Chcą zakazać kąpielówek w "niebezpiecznych" kolorach. Polacy powiedzieli, czy to by u nas przeszło
Brytyjska firma turystyczna On The Beach odpaliła internetową petycję do rządu UK, od którego domagają się zakaz sprzedaż strojów kąpielowych dla dzieci (do 16 roku życia) w niektórych kolorach.
"Niebieskie, białe lub szare stroje kąpielowe są niezwykle trudne do dostrzeżenia pod wodą, a w niektórych przypadkach wręcz niemożliwe" – czytamy w opisie na stronie Change.org.

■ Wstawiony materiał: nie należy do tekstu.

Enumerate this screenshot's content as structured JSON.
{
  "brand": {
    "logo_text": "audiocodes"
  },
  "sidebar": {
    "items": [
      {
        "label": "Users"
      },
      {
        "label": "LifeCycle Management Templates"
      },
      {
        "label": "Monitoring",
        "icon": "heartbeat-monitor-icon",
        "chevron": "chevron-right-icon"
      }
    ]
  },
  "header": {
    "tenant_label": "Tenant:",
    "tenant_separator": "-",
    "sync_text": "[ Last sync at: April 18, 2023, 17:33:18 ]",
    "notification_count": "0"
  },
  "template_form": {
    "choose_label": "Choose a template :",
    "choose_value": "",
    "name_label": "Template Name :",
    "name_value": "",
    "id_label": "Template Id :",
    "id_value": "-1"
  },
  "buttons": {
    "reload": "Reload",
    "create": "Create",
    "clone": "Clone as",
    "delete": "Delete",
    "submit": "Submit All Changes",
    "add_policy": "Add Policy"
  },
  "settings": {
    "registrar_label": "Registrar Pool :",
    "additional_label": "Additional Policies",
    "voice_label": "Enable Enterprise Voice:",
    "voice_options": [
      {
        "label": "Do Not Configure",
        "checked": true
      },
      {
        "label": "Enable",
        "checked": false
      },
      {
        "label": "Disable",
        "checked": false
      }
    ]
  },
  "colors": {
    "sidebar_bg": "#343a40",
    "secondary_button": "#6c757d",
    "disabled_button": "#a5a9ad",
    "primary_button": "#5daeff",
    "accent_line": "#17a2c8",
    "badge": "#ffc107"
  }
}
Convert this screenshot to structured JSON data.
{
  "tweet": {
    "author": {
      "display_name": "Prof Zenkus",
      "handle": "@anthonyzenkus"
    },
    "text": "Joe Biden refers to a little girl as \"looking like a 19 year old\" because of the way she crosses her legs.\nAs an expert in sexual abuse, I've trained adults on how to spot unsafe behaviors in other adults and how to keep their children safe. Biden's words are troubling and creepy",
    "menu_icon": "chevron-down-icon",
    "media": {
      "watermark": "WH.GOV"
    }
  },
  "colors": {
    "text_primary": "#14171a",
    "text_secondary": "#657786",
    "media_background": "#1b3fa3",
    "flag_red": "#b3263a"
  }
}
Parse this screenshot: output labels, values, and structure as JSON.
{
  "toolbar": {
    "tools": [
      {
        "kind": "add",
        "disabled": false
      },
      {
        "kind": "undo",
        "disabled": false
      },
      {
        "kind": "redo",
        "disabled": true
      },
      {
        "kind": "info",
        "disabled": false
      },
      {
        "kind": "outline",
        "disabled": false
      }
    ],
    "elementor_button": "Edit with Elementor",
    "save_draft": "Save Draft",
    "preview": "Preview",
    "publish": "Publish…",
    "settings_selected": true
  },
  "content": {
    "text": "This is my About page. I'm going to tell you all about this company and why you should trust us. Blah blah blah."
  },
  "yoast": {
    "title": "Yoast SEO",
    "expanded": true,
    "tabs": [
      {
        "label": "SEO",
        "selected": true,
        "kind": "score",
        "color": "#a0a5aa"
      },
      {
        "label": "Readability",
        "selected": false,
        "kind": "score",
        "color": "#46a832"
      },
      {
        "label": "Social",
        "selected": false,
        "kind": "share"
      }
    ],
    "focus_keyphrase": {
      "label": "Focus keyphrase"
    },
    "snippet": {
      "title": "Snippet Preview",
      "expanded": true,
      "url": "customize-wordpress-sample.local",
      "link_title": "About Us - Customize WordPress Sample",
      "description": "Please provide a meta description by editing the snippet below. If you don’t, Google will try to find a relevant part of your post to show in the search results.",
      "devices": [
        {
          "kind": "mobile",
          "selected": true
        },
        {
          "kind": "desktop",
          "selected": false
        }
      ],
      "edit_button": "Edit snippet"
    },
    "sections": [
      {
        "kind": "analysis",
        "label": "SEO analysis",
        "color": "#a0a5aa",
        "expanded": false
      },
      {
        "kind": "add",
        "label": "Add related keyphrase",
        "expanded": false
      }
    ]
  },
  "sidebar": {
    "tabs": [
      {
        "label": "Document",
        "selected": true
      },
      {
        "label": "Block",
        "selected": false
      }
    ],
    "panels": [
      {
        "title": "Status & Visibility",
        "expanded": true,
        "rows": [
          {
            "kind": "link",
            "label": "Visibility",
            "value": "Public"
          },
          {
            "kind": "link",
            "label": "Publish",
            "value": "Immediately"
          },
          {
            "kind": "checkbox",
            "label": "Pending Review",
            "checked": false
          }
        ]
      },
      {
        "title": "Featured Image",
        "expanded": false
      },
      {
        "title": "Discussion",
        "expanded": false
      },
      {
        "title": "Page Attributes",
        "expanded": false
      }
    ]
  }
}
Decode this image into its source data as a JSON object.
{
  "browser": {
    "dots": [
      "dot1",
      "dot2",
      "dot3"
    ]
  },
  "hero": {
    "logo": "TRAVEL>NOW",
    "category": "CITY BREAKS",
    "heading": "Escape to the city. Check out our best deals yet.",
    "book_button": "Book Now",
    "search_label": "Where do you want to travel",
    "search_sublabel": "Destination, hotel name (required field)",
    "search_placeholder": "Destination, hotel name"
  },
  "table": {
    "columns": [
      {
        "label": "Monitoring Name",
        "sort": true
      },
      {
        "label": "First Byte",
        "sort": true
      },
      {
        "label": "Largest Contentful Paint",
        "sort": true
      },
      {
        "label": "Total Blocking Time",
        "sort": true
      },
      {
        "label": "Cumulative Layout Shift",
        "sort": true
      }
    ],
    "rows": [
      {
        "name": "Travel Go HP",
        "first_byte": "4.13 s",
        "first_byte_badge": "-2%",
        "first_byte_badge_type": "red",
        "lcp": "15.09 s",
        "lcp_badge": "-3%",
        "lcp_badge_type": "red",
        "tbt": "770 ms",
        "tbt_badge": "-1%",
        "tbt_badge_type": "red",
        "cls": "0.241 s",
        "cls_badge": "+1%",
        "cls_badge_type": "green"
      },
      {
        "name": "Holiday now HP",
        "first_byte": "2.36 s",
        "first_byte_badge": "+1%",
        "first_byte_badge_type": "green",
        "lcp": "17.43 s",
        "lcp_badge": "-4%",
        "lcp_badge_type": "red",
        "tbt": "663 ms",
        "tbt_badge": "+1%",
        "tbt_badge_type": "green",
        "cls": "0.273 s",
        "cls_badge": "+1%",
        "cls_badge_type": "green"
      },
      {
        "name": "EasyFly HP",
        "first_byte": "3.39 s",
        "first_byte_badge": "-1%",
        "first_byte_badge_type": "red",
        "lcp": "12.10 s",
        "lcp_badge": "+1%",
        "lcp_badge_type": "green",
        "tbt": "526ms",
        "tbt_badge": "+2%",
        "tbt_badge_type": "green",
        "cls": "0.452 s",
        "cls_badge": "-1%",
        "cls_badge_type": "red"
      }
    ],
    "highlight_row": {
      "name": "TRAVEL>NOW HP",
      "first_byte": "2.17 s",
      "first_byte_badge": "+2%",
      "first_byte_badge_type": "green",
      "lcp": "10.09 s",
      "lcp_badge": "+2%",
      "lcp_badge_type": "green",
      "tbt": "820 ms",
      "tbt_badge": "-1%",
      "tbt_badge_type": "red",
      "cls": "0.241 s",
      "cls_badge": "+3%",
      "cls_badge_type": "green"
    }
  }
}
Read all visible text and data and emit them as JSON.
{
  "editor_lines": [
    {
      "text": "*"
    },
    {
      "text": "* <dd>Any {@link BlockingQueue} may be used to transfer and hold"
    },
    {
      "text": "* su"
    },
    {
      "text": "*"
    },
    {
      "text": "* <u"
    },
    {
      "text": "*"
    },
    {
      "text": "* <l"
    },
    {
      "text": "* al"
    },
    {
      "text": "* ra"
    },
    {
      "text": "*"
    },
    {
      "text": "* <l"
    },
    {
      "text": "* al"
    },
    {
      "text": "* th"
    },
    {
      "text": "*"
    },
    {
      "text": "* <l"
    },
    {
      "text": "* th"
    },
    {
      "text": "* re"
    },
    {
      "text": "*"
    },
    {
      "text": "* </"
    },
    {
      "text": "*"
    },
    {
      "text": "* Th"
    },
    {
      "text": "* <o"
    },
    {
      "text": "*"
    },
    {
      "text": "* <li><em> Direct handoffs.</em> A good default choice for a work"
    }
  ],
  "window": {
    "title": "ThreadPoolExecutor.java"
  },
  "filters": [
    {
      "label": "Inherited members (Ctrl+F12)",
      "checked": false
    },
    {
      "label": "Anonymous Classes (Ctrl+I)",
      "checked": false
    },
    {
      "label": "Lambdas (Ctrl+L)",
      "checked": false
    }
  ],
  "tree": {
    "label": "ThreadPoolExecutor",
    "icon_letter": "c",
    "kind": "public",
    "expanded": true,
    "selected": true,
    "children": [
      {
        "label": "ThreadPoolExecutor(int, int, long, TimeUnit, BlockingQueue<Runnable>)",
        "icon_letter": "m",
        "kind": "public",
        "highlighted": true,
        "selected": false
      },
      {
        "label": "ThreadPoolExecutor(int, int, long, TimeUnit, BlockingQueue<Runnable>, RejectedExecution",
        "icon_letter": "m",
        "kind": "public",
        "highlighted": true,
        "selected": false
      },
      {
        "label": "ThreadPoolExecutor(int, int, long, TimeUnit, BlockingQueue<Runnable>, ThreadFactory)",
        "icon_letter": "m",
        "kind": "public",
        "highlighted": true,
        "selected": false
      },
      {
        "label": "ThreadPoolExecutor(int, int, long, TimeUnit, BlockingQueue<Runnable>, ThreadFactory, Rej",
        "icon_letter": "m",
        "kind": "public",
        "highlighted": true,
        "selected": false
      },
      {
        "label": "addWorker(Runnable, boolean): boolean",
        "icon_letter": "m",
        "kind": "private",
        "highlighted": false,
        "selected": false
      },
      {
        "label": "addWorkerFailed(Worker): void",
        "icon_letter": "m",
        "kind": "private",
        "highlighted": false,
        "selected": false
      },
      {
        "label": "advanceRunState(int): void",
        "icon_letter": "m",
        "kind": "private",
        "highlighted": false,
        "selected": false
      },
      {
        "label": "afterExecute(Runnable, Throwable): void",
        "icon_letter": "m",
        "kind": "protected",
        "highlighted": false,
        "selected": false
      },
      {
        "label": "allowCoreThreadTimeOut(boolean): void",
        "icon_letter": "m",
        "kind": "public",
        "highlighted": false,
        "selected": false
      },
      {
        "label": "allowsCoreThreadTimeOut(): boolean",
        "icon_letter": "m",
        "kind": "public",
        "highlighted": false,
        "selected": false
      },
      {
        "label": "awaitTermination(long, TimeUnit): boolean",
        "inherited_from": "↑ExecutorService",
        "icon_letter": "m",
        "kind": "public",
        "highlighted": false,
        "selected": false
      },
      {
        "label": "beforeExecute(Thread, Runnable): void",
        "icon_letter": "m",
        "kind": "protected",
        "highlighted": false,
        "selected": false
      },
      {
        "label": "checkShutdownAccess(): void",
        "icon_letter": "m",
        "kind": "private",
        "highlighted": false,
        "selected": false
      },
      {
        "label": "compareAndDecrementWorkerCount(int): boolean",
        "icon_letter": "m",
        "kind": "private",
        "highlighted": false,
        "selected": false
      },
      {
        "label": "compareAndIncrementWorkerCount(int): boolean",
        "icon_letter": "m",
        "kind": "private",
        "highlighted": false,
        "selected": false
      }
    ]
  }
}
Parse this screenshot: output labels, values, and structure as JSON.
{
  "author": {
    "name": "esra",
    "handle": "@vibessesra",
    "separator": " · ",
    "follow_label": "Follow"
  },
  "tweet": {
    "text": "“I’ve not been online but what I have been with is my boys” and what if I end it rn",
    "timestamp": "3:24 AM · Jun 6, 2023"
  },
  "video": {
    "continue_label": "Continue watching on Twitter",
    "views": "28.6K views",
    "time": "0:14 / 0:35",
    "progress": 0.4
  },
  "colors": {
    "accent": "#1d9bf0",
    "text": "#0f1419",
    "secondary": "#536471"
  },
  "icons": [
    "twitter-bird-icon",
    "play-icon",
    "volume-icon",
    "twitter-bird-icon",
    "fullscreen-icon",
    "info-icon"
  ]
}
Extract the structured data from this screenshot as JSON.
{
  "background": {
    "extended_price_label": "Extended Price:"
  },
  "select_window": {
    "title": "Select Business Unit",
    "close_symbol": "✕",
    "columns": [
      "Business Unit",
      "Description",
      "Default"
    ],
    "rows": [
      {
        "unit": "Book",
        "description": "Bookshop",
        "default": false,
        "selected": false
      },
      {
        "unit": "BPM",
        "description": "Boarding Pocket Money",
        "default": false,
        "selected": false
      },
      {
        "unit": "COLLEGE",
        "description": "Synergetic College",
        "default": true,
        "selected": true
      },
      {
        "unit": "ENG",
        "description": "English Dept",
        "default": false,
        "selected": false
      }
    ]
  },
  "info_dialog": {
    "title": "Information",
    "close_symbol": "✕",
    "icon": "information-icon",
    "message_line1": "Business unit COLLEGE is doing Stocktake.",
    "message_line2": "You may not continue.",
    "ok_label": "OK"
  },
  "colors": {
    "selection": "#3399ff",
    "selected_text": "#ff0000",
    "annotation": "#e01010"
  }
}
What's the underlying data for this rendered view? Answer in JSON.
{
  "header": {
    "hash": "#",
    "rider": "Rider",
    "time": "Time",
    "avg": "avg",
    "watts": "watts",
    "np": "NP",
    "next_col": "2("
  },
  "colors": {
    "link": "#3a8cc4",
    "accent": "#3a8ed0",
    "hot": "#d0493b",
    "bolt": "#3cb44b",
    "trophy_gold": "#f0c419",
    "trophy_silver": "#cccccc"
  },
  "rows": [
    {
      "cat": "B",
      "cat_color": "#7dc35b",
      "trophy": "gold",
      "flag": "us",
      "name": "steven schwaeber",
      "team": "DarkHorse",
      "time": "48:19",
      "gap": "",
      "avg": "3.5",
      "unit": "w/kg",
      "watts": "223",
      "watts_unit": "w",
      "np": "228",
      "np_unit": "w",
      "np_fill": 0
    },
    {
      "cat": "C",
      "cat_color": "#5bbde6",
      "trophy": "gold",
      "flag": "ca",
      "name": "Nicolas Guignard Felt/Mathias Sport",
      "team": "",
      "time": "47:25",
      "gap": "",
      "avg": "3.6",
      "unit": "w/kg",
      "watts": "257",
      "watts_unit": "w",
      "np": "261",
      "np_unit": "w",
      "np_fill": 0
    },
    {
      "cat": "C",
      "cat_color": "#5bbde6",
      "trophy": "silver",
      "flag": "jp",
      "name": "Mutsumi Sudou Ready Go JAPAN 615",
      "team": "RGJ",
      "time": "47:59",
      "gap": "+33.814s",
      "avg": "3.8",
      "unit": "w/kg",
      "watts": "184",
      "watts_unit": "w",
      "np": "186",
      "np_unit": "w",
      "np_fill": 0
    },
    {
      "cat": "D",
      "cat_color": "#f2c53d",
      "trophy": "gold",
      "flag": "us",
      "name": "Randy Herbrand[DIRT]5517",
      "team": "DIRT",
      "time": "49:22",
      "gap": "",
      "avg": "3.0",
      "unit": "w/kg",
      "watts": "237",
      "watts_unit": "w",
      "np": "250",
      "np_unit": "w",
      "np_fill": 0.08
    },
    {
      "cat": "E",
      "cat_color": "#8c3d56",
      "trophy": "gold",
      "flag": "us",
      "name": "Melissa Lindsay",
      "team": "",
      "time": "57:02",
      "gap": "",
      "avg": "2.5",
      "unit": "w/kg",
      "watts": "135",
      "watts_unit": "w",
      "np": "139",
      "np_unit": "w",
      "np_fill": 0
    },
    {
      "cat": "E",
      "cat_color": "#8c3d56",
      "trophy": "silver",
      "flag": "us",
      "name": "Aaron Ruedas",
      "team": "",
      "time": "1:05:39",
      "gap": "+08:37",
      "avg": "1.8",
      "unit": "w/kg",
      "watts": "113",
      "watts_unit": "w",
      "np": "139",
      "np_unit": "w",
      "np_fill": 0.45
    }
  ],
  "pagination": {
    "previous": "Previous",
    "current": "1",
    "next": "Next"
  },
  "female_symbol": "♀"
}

Według ich analiz, 66 proc. dzieci ma stroje kąpielowe w tych kolorach "niepotrzebnie narażając swoje życie na niebezpieczeństwo". Jeśli dziecko zaczęłoby tonąć, ratownik mógłby mieć problemy z odnalezieniem go pod wodą.
Petycję podpisało niecałe 1,7 tys. osób, ale inicjatywa ma też poparcie m.in. czterokrotnej medalistki olimpijskiej, pływaczki Rebecci Adlington.
Czy "delegalizacja" niektórych kolorów kąpielówek przyjąłby się w Polsce?
Portal O2.pl zapytał, co na ten temat sądzą Polacy. – Nie wyobrażam sobie, żeby ktoś miał decydować o kolorze stroju mojej córki. Róża to indywidualistka i czuję, że taki pomysł mógłby się jej nie spodobać – stwierdziła mama 12-letniej dziewczynki.
Inna kobieta z kolei pochwala inicjatywę, bo sama zawsze swoje dziecko w jaskrawe kolory, nie tylko nad morzem, ale też jak idą np. na festyn czy do parku rozrywki. Co na to ratownicy WOPR? Jeden z nich potwierdził, że jaskrawe mogłyby być pomocne. – Coś, co rzuca się w oczy i nie zlewa z wodą, na pewno jest dla nas pomocne, szczególnie podczas kilkugodzinnego siedzenia na wieży ratowniczej – przyznał Mateusz Borowiak, ratownik WOPR, który od kilku lat pracuje na kąpielisku morskim w Niechorzu.
Zwrócił jednak uwagę na to, że dzieci częściej "znikają" na lądzie, a nie w wodzie. Wystarczy, że chwilę zagapimy się w smartfonie i pociechy nie ma. Wtedy faktycznie jaskrawe kolory mogłyby się przydać przy poszukiwaniach.
Zauważa też, że najmniejsze dzieciaki często kąpią się bez strojów i co wtedy? Dlatego ratownikowi bardziej zależy na tym, by poszerzyć świadomość rodziców o niebezpieczeństwach czyhających nad wodą, bo brak odpowiedniej uwagi stanowi większy problem niż kolor kąpielówek.